S'like, "well ... they're not drunk anymore!" Or maybe that's exactly what Maltby means: there'll never be transcendence. Sigh. 

Here's what we think of when we think "bunch of drunks":
further insight into why this resonates in a bad way
Our two guys (in the sense of "he's my guy!") are Marc Maron and Mike Doughty, both of whom have recovered from addiction and logged time in the meetings. Are they a "bunch of drunks"? 

And in between Maron and Doughty, our guy was also the late David Foster Wallace as manifest in Infinite Jest, where Alcoholics Anonymous is an important setting and character.

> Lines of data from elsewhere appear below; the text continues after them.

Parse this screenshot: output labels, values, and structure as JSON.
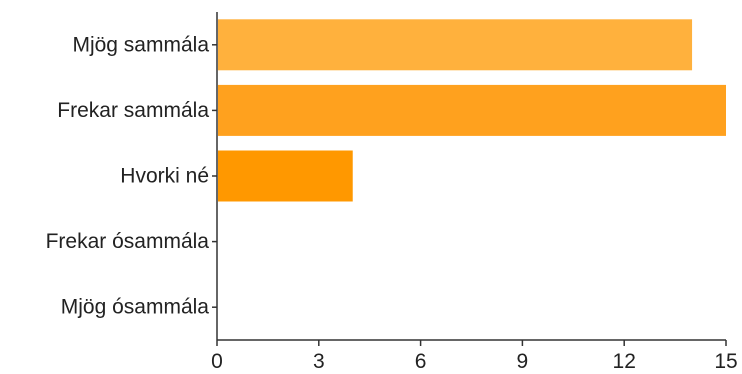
{
  "chart_data": {
    "type": "bar",
    "orientation": "horizontal",
    "categories": [
      "Mjög sammála",
      "Frekar sammála",
      "Hvorki né",
      "Frekar ósammála",
      "Mjög ósammála"
    ],
    "values": [
      14,
      15,
      4,
      0,
      0
    ],
    "bar_colors": [
      "#ffb13d",
      "#ffa11e",
      "#ff9800",
      "#ff9800",
      "#ff9800"
    ],
    "xlim": [
      0,
      15
    ],
    "xticks": [
      "0",
      "3",
      "6",
      "9",
      "12",
      "15"
    ],
    "title": "",
    "xlabel": "",
    "ylabel": "",
    "grid": false,
    "legend": "none"
  }
}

Would you say "you're a bunch of drunks!" to the face of any of IJ's Crocodiles? Would you say it to any real human in recovery? Would you?

We have to believe: that you would not.

And, gratifyingly, we now imagine Richard E. Maltby Jr. settling down tonight with his favorite RSS feed reader, and sighing at yet another taking-to-task by TackyHarpersCrypticClues.blogspot.com. A short glass filled tall with scotch, neat. A leather armchair. A living room in a Manhattan loft carefully cluttered with the tchochkes of money and taste. An antique toy piano. A useless glass sculpture that sits on a glass shelf in a glass cabinet. WQXR quietly playing from a Bose stereo. Maltby at his iPad 2, reading this blog, sometimes smiling, sometimes murmuring. 

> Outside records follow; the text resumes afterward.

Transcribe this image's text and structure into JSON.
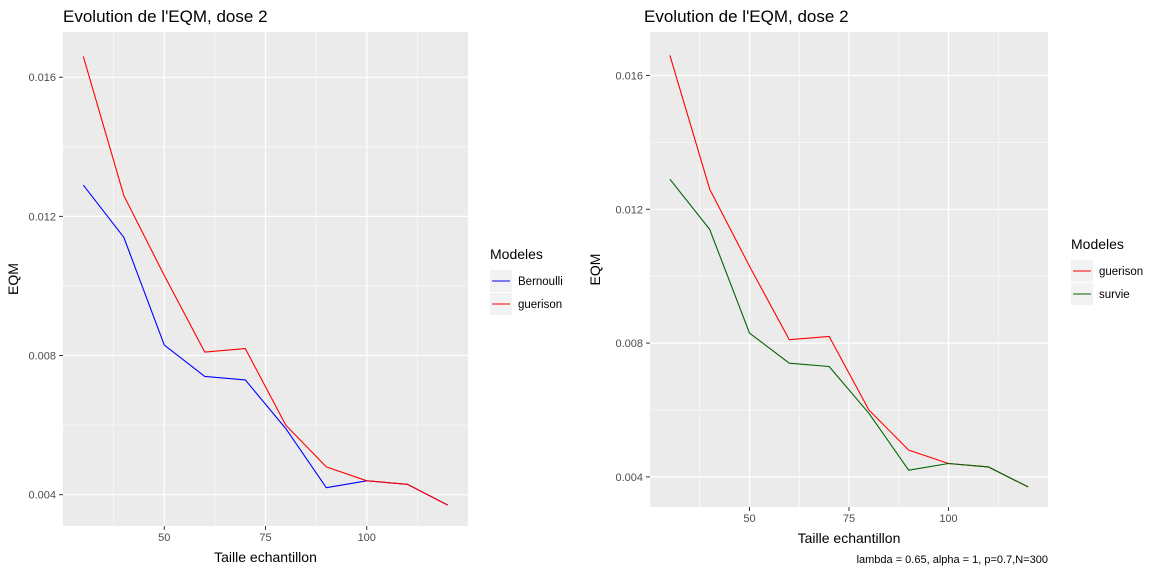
{
  "chart_data": [
    {
      "type": "line",
      "title": "Evolution de l'EQM, dose 2",
      "xlabel": "Taille echantillon",
      "ylabel": "EQM",
      "xlim": [
        25,
        125
      ],
      "ylim": [
        0.0031,
        0.0173
      ],
      "x_ticks": [
        50,
        75,
        100
      ],
      "y_ticks": [
        0.004,
        0.008,
        0.012,
        0.016
      ],
      "x_tick_labels": [
        "50",
        "75",
        "100"
      ],
      "y_tick_labels": [
        "0.004",
        "0.008",
        "0.012",
        "0.016"
      ],
      "grid": true,
      "legend": {
        "title": "Modeles",
        "placement": "right",
        "entries": [
          {
            "name": "Bernoulli",
            "color": "#0000ff"
          },
          {
            "name": "guerison",
            "color": "#ff0000"
          }
        ]
      },
      "series": [
        {
          "name": "Bernoulli",
          "color": "#0000ff",
          "x": [
            30,
            40,
            50,
            60,
            70,
            80,
            90,
            100,
            110,
            120
          ],
          "values": [
            0.0129,
            0.0114,
            0.0083,
            0.0074,
            0.0073,
            0.0059,
            0.0042,
            0.0044,
            0.0043,
            0.0037
          ]
        },
        {
          "name": "guerison",
          "color": "#ff0000",
          "x": [
            30,
            40,
            50,
            60,
            70,
            80,
            90,
            100,
            110,
            120
          ],
          "values": [
            0.0166,
            0.0126,
            0.0103,
            0.0081,
            0.0082,
            0.006,
            0.0048,
            0.0044,
            0.0043,
            0.0037
          ]
        }
      ]
    },
    {
      "type": "line",
      "title": "Evolution de l'EQM, dose 2",
      "xlabel": "Taille echantillon",
      "ylabel": "EQM",
      "xlim": [
        25,
        125
      ],
      "ylim": [
        0.0031,
        0.0173
      ],
      "x_ticks": [
        50,
        75,
        100
      ],
      "y_ticks": [
        0.004,
        0.008,
        0.012,
        0.016
      ],
      "x_tick_labels": [
        "50",
        "75",
        "100"
      ],
      "y_tick_labels": [
        "0.004",
        "0.008",
        "0.012",
        "0.016"
      ],
      "grid": true,
      "caption": "lambda = 0.65, alpha = 1, p=0.7,N=300",
      "legend": {
        "title": "Modeles",
        "placement": "right",
        "entries": [
          {
            "name": "guerison",
            "color": "#ff0000"
          },
          {
            "name": "survie",
            "color": "#006400"
          }
        ]
      },
      "series": [
        {
          "name": "guerison",
          "color": "#ff0000",
          "x": [
            30,
            40,
            50,
            60,
            70,
            80,
            90,
            100,
            110,
            120
          ],
          "values": [
            0.0166,
            0.0126,
            0.0103,
            0.0081,
            0.0082,
            0.006,
            0.0048,
            0.0044,
            0.0043,
            0.0037
          ]
        },
        {
          "name": "survie",
          "color": "#006400",
          "x": [
            30,
            40,
            50,
            60,
            70,
            80,
            90,
            100,
            110,
            120
          ],
          "values": [
            0.0129,
            0.0114,
            0.0083,
            0.0074,
            0.0073,
            0.0059,
            0.0042,
            0.0044,
            0.0043,
            0.0037
          ]
        }
      ]
    }
  ]
}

A car alarm from far below startles the small dog at his feet. Maltby barely hears its klaxon. Pets the dog the way you turn a housekey. He contemplates. "What clue shall I drop next month?" Considers referencing poop and rejects it. No, he takes pride in his full maturation to the genital stage of Freudian development. 

Pets the dog again. 

Sip of whiskey. 

PAN AROUND to the giant empty living room. ZOOM OUT through the window to the lonely treetops of Manhattan's skyscrapers.

Turn up to the lonely moon, and Venus nearby. FADE TO BLACK.